第八天傍晚,一名背着长刀、眼下带着浓重阴影的少年跟随伏黑惠来到公寓。他叫乙骨忧太。在此以前,他已经按照伏黑惠留下的消息,协助那家医院转走了最后一批病人。
与此同时,东京仅存的供电也彻底中断。灶台无法点火,冰箱失去能源,街上已经找不到一家仍在营业的饭店。
幸好乙骨忧太带来了便携炉、铁锅和一些不好腐坏的食材。
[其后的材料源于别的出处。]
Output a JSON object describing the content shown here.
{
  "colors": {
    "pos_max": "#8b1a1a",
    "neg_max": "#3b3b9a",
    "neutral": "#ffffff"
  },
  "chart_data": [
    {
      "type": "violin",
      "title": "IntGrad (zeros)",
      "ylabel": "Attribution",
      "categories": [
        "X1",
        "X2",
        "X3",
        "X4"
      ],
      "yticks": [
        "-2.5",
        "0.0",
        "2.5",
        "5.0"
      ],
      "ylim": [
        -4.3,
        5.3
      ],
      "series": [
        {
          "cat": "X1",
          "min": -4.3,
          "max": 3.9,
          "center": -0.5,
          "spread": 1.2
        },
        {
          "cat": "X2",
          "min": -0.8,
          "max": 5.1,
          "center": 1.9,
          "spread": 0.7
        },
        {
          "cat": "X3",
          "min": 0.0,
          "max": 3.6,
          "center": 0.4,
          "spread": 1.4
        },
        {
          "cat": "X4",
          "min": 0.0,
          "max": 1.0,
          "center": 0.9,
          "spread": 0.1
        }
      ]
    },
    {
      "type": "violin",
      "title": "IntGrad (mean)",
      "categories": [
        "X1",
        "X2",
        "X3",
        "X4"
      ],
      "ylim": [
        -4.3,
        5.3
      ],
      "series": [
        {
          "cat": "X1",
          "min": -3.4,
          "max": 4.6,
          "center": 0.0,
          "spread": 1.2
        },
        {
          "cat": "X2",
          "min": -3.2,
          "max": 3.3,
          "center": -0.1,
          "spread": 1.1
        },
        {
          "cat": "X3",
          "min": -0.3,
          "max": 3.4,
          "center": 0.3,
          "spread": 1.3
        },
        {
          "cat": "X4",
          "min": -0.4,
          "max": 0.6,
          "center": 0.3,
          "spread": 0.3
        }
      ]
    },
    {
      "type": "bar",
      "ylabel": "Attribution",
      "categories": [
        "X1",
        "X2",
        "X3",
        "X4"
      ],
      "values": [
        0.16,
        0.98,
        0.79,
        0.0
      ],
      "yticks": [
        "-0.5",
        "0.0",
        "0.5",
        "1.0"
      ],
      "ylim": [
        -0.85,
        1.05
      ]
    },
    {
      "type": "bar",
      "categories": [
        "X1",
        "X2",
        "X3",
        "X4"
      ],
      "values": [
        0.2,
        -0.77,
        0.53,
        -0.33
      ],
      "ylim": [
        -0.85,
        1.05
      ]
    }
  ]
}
他卷起衣袖点燃炉火,你坐在一旁,看着他清理食材,忽然想起从前那些风餐露宿的年月。
而背刀的少年隔着逐渐升起的热气,也在安静地打量你。
“你真的没有目的吗?”
“我发誓,与你们说过的话,没有半句虚言。”你翻过一页杂志。停电后的窗外没有灯火,房间里只有蜡烛照亮你空洞的双眼,“我既被称作巫女,便意味着自幼就要向神明立誓,不以谎言污染清明之心。”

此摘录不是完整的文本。